Birleşik Krallık’ın İstanbul Başkonsolosluğu son üç yıldır Kenan Poleo’ya emanet. Ailesi 1950’li yıllarda Kıbrıs’tan İngiltere’ye göç eden Poleo’nun çocukluğu, Zeki Müren ve Orhan Gencebay dinleyerek, Yeşilçam filmleri izleyerek geçti. Söyleşi sırasında bolca anneannesinden öğrendiği Türkçe’yi kullanan Poleo’nun en sevdiği kelimeler ise; “estağfurullah,” “inşallah,” “maşallah” ve “şöyle böyle” olarak sıralanıyor.
SAVAŞ SONRASI GÖÇMENLERİN ROLÜ
Kenan Poleo, 1971 yılında Londra’nın güneyindeki Brixton mahallesinde dünyaya geldi. Bu bölge, 1950’li yıllarda Birleşik Krallık’a yeni göç edenlerin yaşadığı, Karayipliler, Asyalılar, Afrikalılar, Portekizliler ve Türklerin bir arada olduğu çok kültürlü bir ortam. Poleo’nun ailesi de 1950’lerde, o dönemde Birleşik Krallık yönetimindeki Kıbrıs’tan Londra’ya göç etti. Poleo, “İngiltere, İkinci Dünya Savaşı’ndan sonra yıkılan ülkesini yeniden inşa etmek için kolonilerindeki vatandaşları davet etti. Kıbrıs’ın köylerinde yaşayan ailem de bunu bir fırsat olarak gördü. Babam Karpaz’dan, annem ise Akıncılar Köyü’nden,” diye anlatıyor.

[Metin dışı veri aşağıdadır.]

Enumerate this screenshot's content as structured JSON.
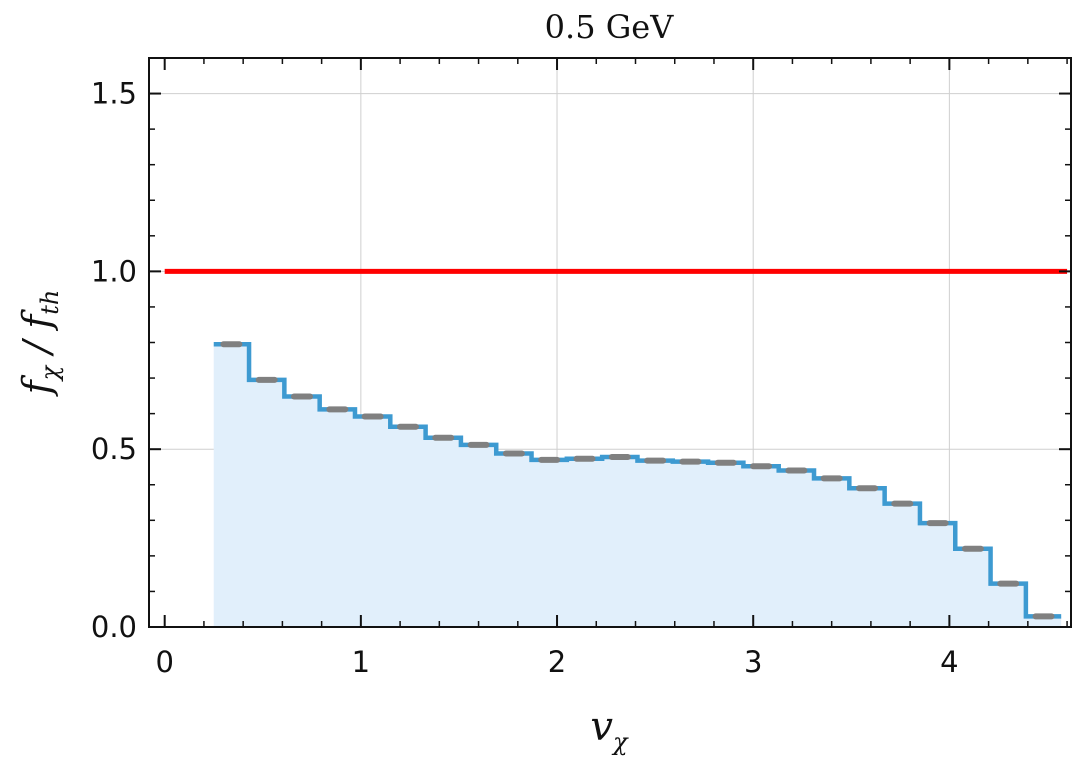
{
  "chart_data": {
    "type": "histogram",
    "title": "0.5 GeV",
    "xlabel": {
      "main": "v",
      "sub": "χ"
    },
    "ylabel": {
      "f1": "f",
      "s1": "χ",
      "slash": " / ",
      "f2": "f",
      "s2": "th"
    },
    "xlim": [
      -0.08,
      4.62
    ],
    "ylim": [
      0,
      1.6
    ],
    "xticks": [
      0,
      1,
      2,
      3,
      4
    ],
    "xtick_labels": [
      "0",
      "1",
      "2",
      "3",
      "4"
    ],
    "yticks": [
      0.0,
      0.5,
      1.0,
      1.5
    ],
    "ytick_labels": [
      "0.0",
      "0.5",
      "1.0",
      "1.5"
    ],
    "grid": true,
    "reference_line": {
      "y": 1.0,
      "x_start": 0.0,
      "x_end": 4.6,
      "color": "#ff0000"
    },
    "bin_edges": [
      0.25,
      0.43,
      0.61,
      0.79,
      0.97,
      1.15,
      1.33,
      1.51,
      1.69,
      1.87,
      2.05,
      2.23,
      2.41,
      2.59,
      2.77,
      2.95,
      3.13,
      3.31,
      3.49,
      3.67,
      3.85,
      4.03,
      4.21,
      4.39,
      4.57
    ],
    "values": [
      0.795,
      0.695,
      0.648,
      0.612,
      0.592,
      0.563,
      0.532,
      0.512,
      0.488,
      0.47,
      0.473,
      0.478,
      0.468,
      0.465,
      0.462,
      0.452,
      0.44,
      0.418,
      0.39,
      0.347,
      0.292,
      0.22,
      0.122,
      0.03
    ],
    "colors": {
      "step_line": "#3d9ad1",
      "fill": "#e1effb",
      "markers": "#808080",
      "reference": "#ff0000",
      "grid": "#cfcfcf"
    }
  }
}
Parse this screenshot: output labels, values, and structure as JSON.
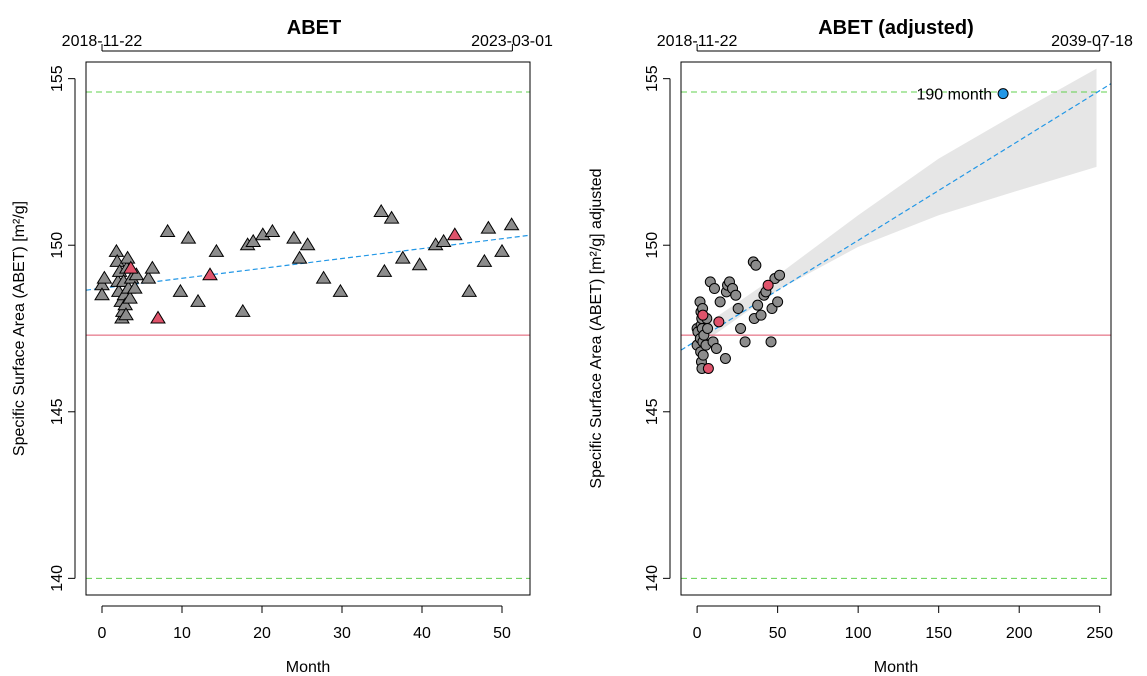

“BENİM ADIM KENAN PARS’TAN GELİYOR”
Terzi olan annesi Emine Hanım ve babası Hasan Bey, East End bölgesindeki bir fabrikada çalışırken tanışıp evlendiler. Üç çocukları oldu; Filiz, Gonce ve Kenan. Aile, çocuklarına hem Kıbrıs Türkü hem de Birleşik Krallık kültürüne uyum sağlayacak isimler vermeye çalıştı. En küçük çocuk Kenan, babasının hayranı olduğu Türk oyuncu Kenan Pars’tan ismini aldı. Poleo, “Kenan Pars, Türk filmlerinde ciddi veya kötü adam karakterlerini oynardı. Babam, oğlunun da ciddi olmasını istemişti,” diyor. Çocukluğu, kuzenler, amcalar, teyzeler ve halalar içinde kalabalık bir ortamda geçti. Evde Türk müziği dinleniyor, özellikle İbrahim Tatlıses ve Zeki Müren tercih ediliyordu. Poleo, “Güney Londra’da Türk sineması vardı; Yeşilçam filmlerini orada izlerdik. Fatma Girik, Orhan Gencebay, Gülşen Bubikoğlu, Hülya Koçyiğit, Türkan Şoray gibi isimleri canlı olarak hatırlıyorum,” şeklinde anlatıyor.